Ao mesmo tempo em que se sentiu ruim e pensava em parar com
aquilo, Sharon falou alguma coisa para Leonardo e o puxou para a pista de dança
improvisada. Começaram a dançar e não demorou muito para a garota de cabelos
claros fazer o seu showzinho. Sentido e revoltado com as atitudes de Rose, ele
se entrega aos encantos da loira. Alisou as pernas dela e apertou seu bumbum
enquanto dançavam; e por fim a beijou como se o mundo fosse acabar dando a doce
e perversa Rose o mesmo troco.
O coração dela doeu nessa hora. Ela não queria mais ver aquilo.

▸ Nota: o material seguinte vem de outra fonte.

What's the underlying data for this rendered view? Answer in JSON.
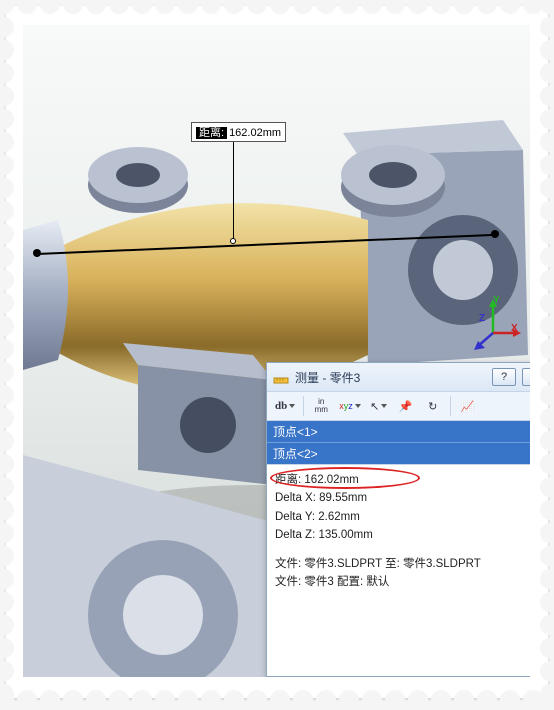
{
  "callout": {
    "label": "距离:",
    "value": "162.02mm"
  },
  "axes": {
    "x": "X",
    "y": "Y",
    "z": "Z"
  },
  "dialog": {
    "title": "测量 - 零件3",
    "help_label": "?",
    "close_label": "✕",
    "toolbar": {
      "arc_icon": "db",
      "unit_top": "in",
      "unit_bottom": "mm",
      "xyz_icon": "xyz",
      "pointer_icon": "↖",
      "pin_icon": "📌",
      "sync_icon": "↻",
      "chart_icon": "📈"
    },
    "selection": {
      "items": [
        "顶点<1>",
        "顶点<2>"
      ]
    },
    "results": {
      "distance_label": "距离:",
      "distance_value": "162.02mm",
      "delta_x_label": "Delta X:",
      "delta_x_value": "89.55mm",
      "delta_y_label": "Delta Y:",
      "delta_y_value": "2.62mm",
      "delta_z_label": "Delta Z:",
      "delta_z_value": "135.00mm",
      "file_line": "文件: 零件3.SLDPRT 至: 零件3.SLDPRT",
      "config_line": "文件: 零件3 配置: 默认"
    }
  }
}
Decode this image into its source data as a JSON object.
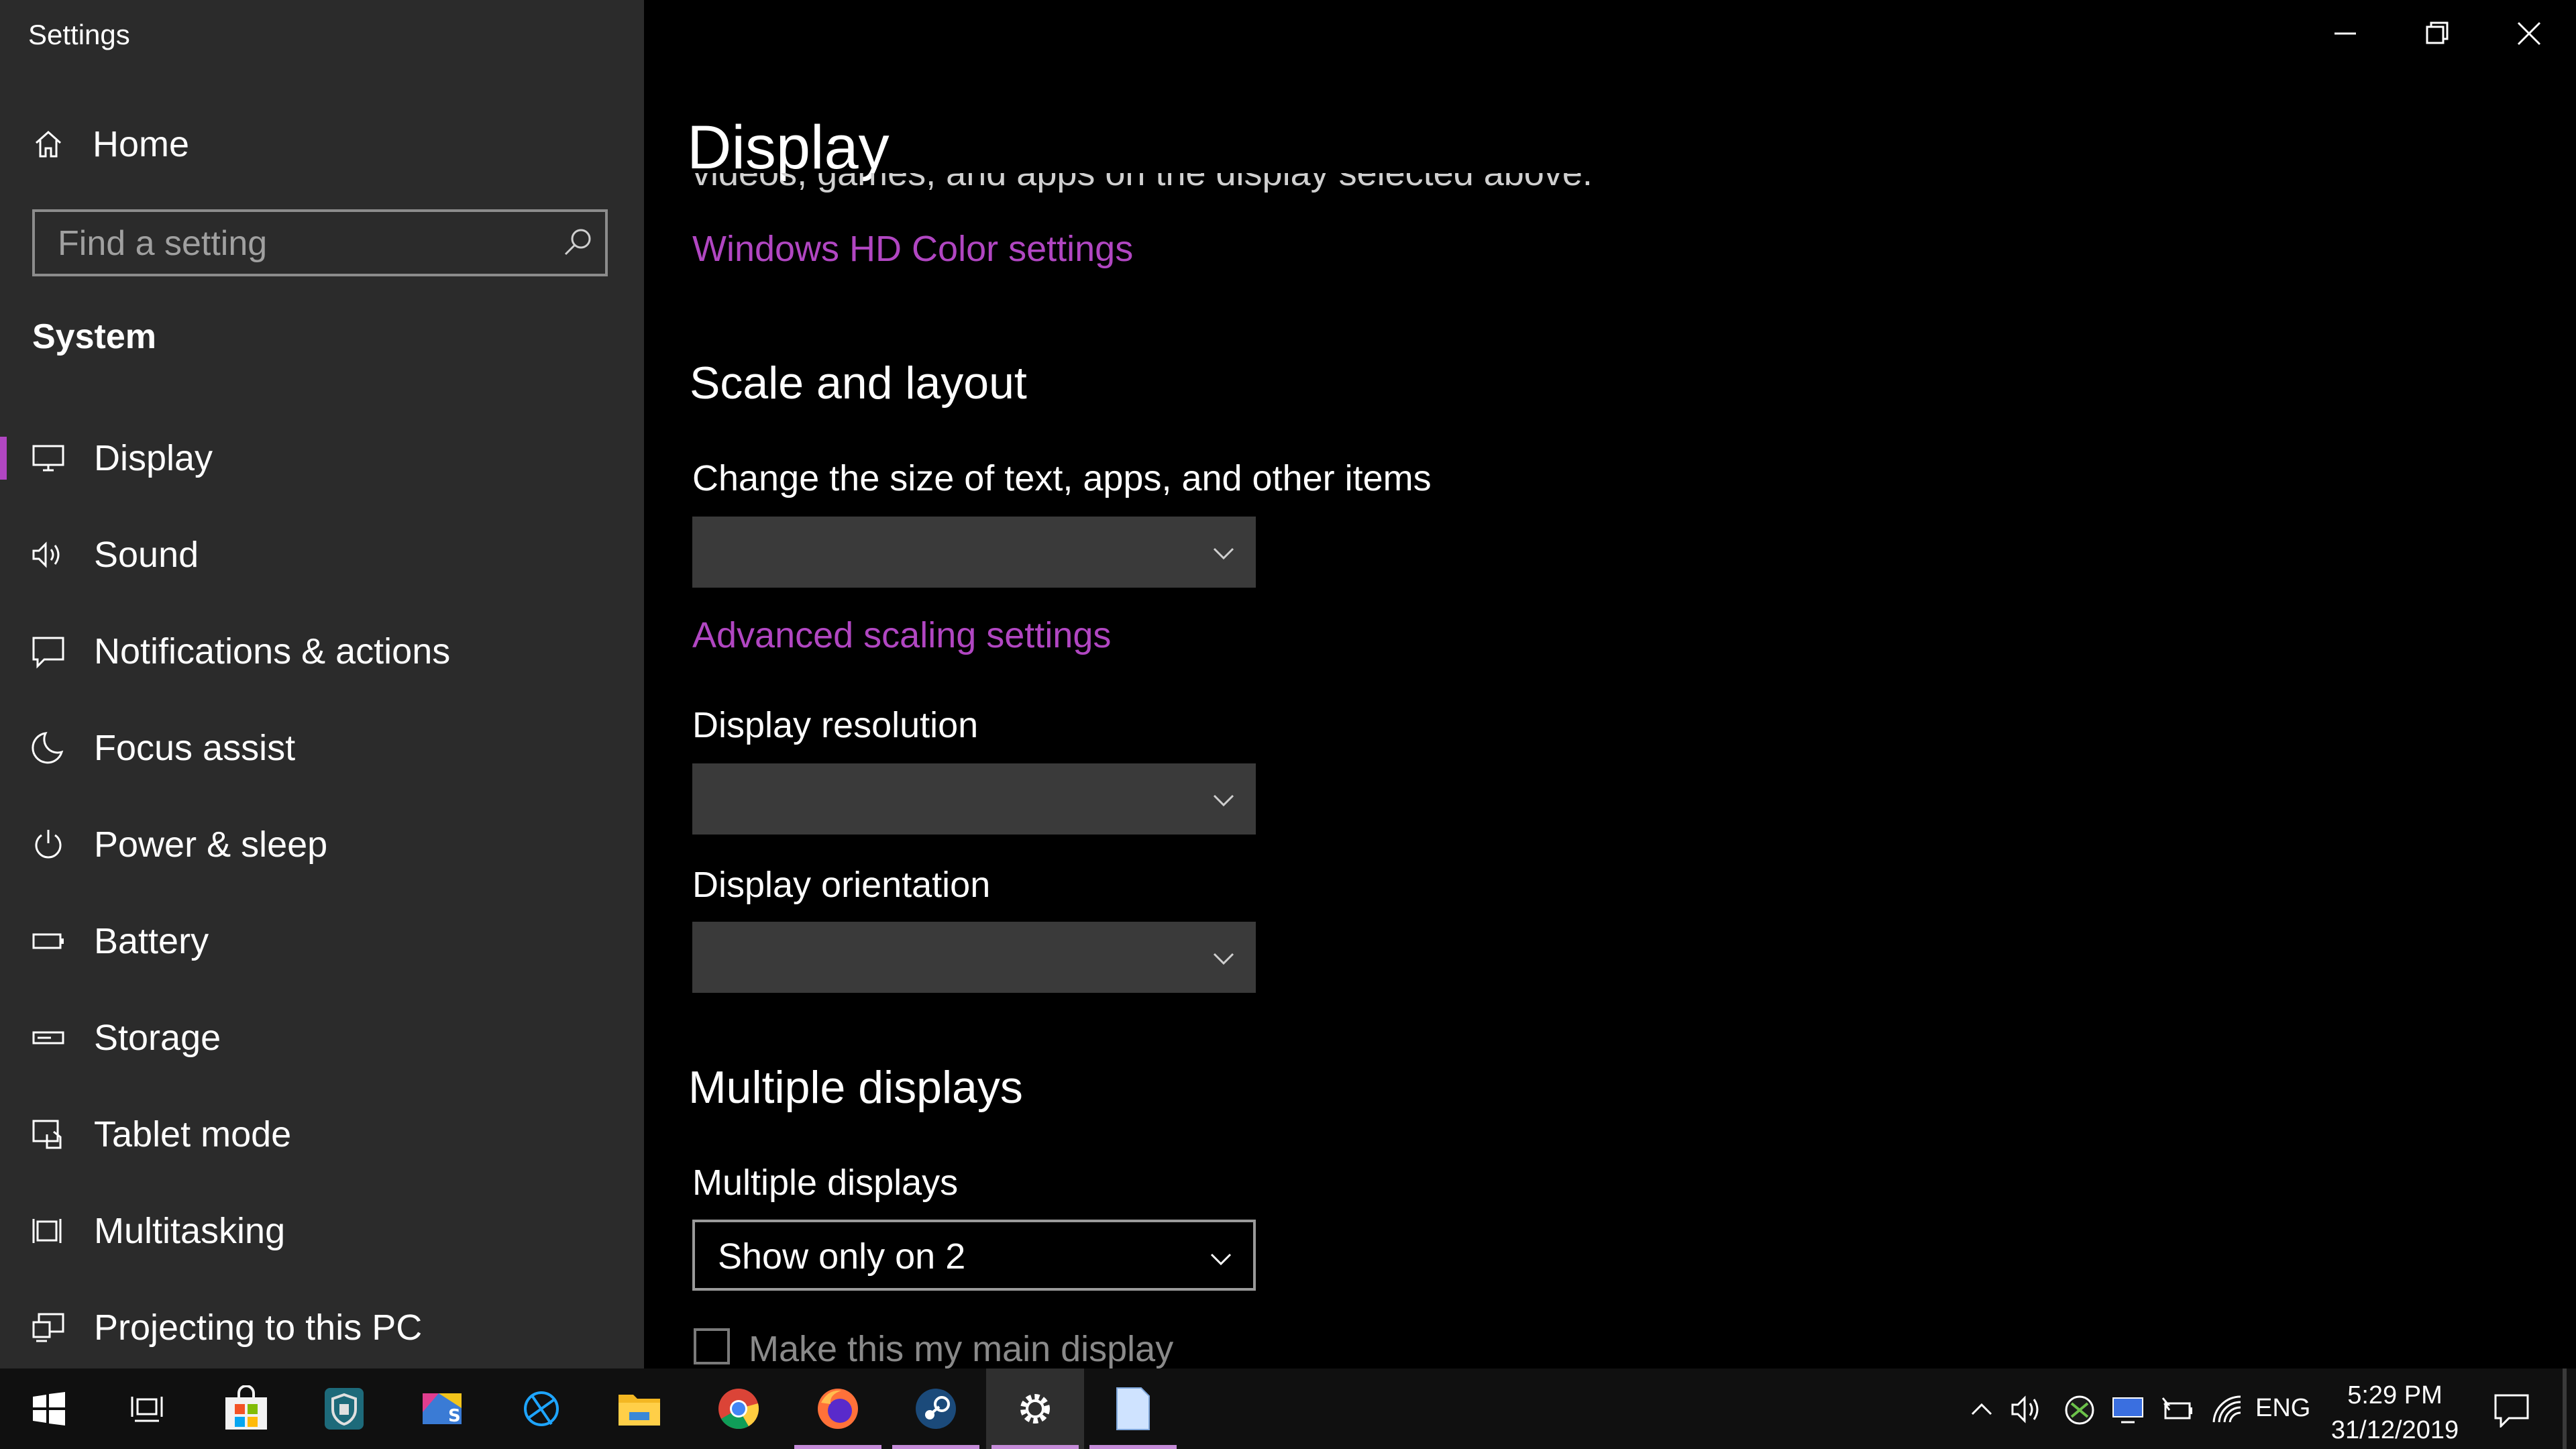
{
  "window": {
    "title": "Settings"
  },
  "sidebar": {
    "home_label": "Home",
    "search_placeholder": "Find a setting",
    "section_title": "System",
    "items": [
      {
        "label": "Display",
        "icon": "display-icon",
        "active": true
      },
      {
        "label": "Sound",
        "icon": "sound-icon"
      },
      {
        "label": "Notifications & actions",
        "icon": "notifications-icon"
      },
      {
        "label": "Focus assist",
        "icon": "moon-icon"
      },
      {
        "label": "Power & sleep",
        "icon": "power-icon"
      },
      {
        "label": "Battery",
        "icon": "battery-icon"
      },
      {
        "label": "Storage",
        "icon": "storage-icon"
      },
      {
        "label": "Tablet mode",
        "icon": "tablet-mode-icon"
      },
      {
        "label": "Multitasking",
        "icon": "multitasking-icon"
      },
      {
        "label": "Projecting to this PC",
        "icon": "projecting-icon"
      }
    ]
  },
  "main": {
    "page_title": "Display",
    "clipped_text": "videos, games, and apps on the display selected above.",
    "hd_color_link": "Windows HD Color settings",
    "scale_section": "Scale and layout",
    "size_label": "Change the size of text, apps, and other items",
    "size_value": "",
    "advanced_scaling_link": "Advanced scaling settings",
    "resolution_label": "Display resolution",
    "resolution_value": "",
    "orientation_label": "Display orientation",
    "orientation_value": "",
    "multiple_section": "Multiple displays",
    "multiple_label": "Multiple displays",
    "multiple_value": "Show only on 2",
    "main_display_checkbox": "Make this my main display"
  },
  "taskbar": {
    "apps": [
      "start-icon",
      "task-view-icon",
      "microsoft-store-icon",
      "security-app-icon",
      "photo-app-icon",
      "battle-net-icon",
      "file-explorer-icon",
      "chrome-icon",
      "firefox-icon",
      "steam-icon",
      "settings-icon",
      "notepad-icon"
    ],
    "language": "ENG",
    "time": "5:29 PM",
    "date": "31/12/2019"
  },
  "colors": {
    "accent": "#b146c2",
    "sidebar_bg": "#2b2b2b",
    "main_bg": "#000000",
    "dropdown_bg": "#3a3a3a"
  }
}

Dançou mais um pouco na pista até a música terminar. Depois sussurrou algo para
Hayato e os dois foram pra varanda deixando Leo com uma certeza e uma pulga
atrás da orelha. Certeza que tinha atingido a seu alvo e dúvida sobre o que ela
aprontaria a seguir.
Na varanda, Rose revivia o beijo que Leo tinha dado em Sharon na sua
frente. A mágoa estava dando lugar a raiva e logo o plano que ela tinha em
mente ressurgiu, fazendo-a perceber que estava mais do que na hora de colocá-lo
em prática, virando-se para Hayato, disse:
- Hay, você esta com muito trabalho por estes dias?
- Não, gata... Os carros que estavam na oficina foram todos entregues
ontem, então estou livre essa semana. Por que?
- Porque vou precisar da sua ajuda, mas tem que ser segredo, ta? - ele
assente esperando ela continuar - Bem, eu quero entrar.nesse ramo de vocês...
Como competidora. Quero correr e só posso contar com você... - ela disse
sincera
- Como? - Hayato perguntou, ficando boquiaberto. - Está louca, Rose? Mas
é óbvio que você não vai competir, isso é muito perigoso, os caras que estão lá
têm anos de experiência, nem pensar!
- Hay por favor! Eu preciso correr. - pediu - Eu dirijo muito bem e voce
pode me ensinar algumas coisas. Vamos me ajude, hum? - disse manhosa - Prometo não
dar trabalho e ser uma aluna obediente.
- Não, Rose... - ele disse, se segurando pra não ceder àquele olhar pidão.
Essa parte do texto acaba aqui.